In general, the experiments have been well-structured and provide robust evidence to support the use/development of drugs targeting the SUR1 KATP channel subunit to ameliorate an important debilitating component of neuropathy (mechanical hyperalgesia). Nonetheless, this reviewer has some concerns over the use of appropriate controls in the open field testing.

Indeed, it would have been more convincing if the authors included the tracked area and relative measures for uninjured control injected with saline (vehicle-control) and uninjured controls injected with diazoxide (drug-treatment control) in addition to the ones reported. This would have ruled out any potential confounder, including possible central effects of the drug on locomotor behaviour and/or would have shown the amplitude of the effect of spinal nerve ligation on locomotion. This concern is based on a previous work showing that gain-of-function mutations in Kir6.2 leads to enhanced locomotor activity and exploratory behaviour using the Open field testing (Lahmann et al., 2014; Physiol Behav. 2014 Apr 22;129:79-84).
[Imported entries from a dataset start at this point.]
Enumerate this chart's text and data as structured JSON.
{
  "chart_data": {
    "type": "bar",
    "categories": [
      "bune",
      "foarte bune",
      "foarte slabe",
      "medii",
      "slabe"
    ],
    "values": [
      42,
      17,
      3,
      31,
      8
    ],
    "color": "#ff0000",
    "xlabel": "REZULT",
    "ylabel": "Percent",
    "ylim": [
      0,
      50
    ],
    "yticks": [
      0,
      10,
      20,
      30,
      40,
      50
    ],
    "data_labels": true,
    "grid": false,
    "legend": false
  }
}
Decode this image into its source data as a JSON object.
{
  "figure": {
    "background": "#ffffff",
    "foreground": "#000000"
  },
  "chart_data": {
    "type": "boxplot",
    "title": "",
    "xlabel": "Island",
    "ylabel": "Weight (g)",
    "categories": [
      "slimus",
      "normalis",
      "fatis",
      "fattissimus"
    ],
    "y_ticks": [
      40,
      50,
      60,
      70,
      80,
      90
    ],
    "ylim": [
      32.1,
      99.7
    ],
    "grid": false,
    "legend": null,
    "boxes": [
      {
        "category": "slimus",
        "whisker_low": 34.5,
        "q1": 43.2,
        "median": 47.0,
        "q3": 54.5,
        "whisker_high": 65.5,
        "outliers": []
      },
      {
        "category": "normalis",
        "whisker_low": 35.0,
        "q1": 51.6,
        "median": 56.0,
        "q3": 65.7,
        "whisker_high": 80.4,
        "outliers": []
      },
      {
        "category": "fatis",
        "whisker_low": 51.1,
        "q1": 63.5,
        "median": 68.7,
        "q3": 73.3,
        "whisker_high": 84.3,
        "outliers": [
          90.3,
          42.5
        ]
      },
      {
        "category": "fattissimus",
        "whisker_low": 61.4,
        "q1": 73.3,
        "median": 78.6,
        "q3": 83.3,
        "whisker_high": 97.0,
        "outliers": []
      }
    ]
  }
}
The authors appreciate this comment and this citation, which we have now added to the discussion (lines 312-315).  The requested control data has been added to Figure 7.  Since these injections were done intradermally into the plantar hindpaw, a central effect was not observed, as predicted. 

Round 2

Reviewer 1 Report

The authors tried to response to comments and made the changes as possible. The paper should be published.  

Reviewer 2 Report

Dear Editor,

The manuscript has been substantially reviewed and most of the issue raised by this and other reviewers have been addressed. I have no further comments on the quality of the manuscript, which has significantly improved.